‘Family involvement helps in de-addiction of alcoholics’

Family members involved in the treatment of alcohol addicts prevent them from relapse, a study found.

Bangalore: Family members involved in the
treatment and aftercare of alcohol addicts prevent them from
relapse, a new study has found.

The study by Bangalore-based National Institute of
Mental Health and Neuro Sciences examined the impact of
involving family members in preventing relapse among men
receiving treatment for alcohol dependence.
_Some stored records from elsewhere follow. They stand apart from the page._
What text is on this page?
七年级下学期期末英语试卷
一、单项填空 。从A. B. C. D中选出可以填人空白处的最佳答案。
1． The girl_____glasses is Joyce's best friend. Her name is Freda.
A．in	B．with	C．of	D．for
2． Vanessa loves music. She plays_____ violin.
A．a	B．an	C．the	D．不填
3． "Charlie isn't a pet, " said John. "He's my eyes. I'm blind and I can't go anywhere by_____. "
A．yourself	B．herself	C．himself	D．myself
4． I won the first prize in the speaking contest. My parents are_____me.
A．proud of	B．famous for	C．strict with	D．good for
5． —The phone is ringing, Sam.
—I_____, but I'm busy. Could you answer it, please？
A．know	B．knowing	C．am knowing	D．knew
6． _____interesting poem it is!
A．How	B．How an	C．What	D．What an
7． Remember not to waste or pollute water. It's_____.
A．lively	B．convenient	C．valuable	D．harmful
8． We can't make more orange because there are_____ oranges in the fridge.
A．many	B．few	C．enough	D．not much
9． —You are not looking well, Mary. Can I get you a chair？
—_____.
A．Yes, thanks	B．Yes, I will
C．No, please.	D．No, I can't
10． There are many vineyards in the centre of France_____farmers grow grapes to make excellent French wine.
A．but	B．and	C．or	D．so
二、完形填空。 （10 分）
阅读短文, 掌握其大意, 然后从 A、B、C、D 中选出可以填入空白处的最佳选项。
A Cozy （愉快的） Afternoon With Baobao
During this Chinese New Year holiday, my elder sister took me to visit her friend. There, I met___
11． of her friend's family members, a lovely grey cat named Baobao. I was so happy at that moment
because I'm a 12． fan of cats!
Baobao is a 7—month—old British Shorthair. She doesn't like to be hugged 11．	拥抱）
The findings of the study highlight the importance of
involving family members in the treatment and aftercare for
persons with alcohol dependence, Pratima Murthy, Head of
Department of Psychiatry, NIMHANS, said.

The support of family members in recovery from any
chronic illness is taken for granted, particularly in South
Asian countries, where individuals rely primarily on families
for care and support and alcohol addiction is one such health
condition, she said.

Referring to the study, she said 90 men receiving
inpatient treatment for alcohol dependence were randomly
assigned to receive either individual treatment for preventing
relapse, dyadic intervention (involving a family member along
with the individual) or routine treatment.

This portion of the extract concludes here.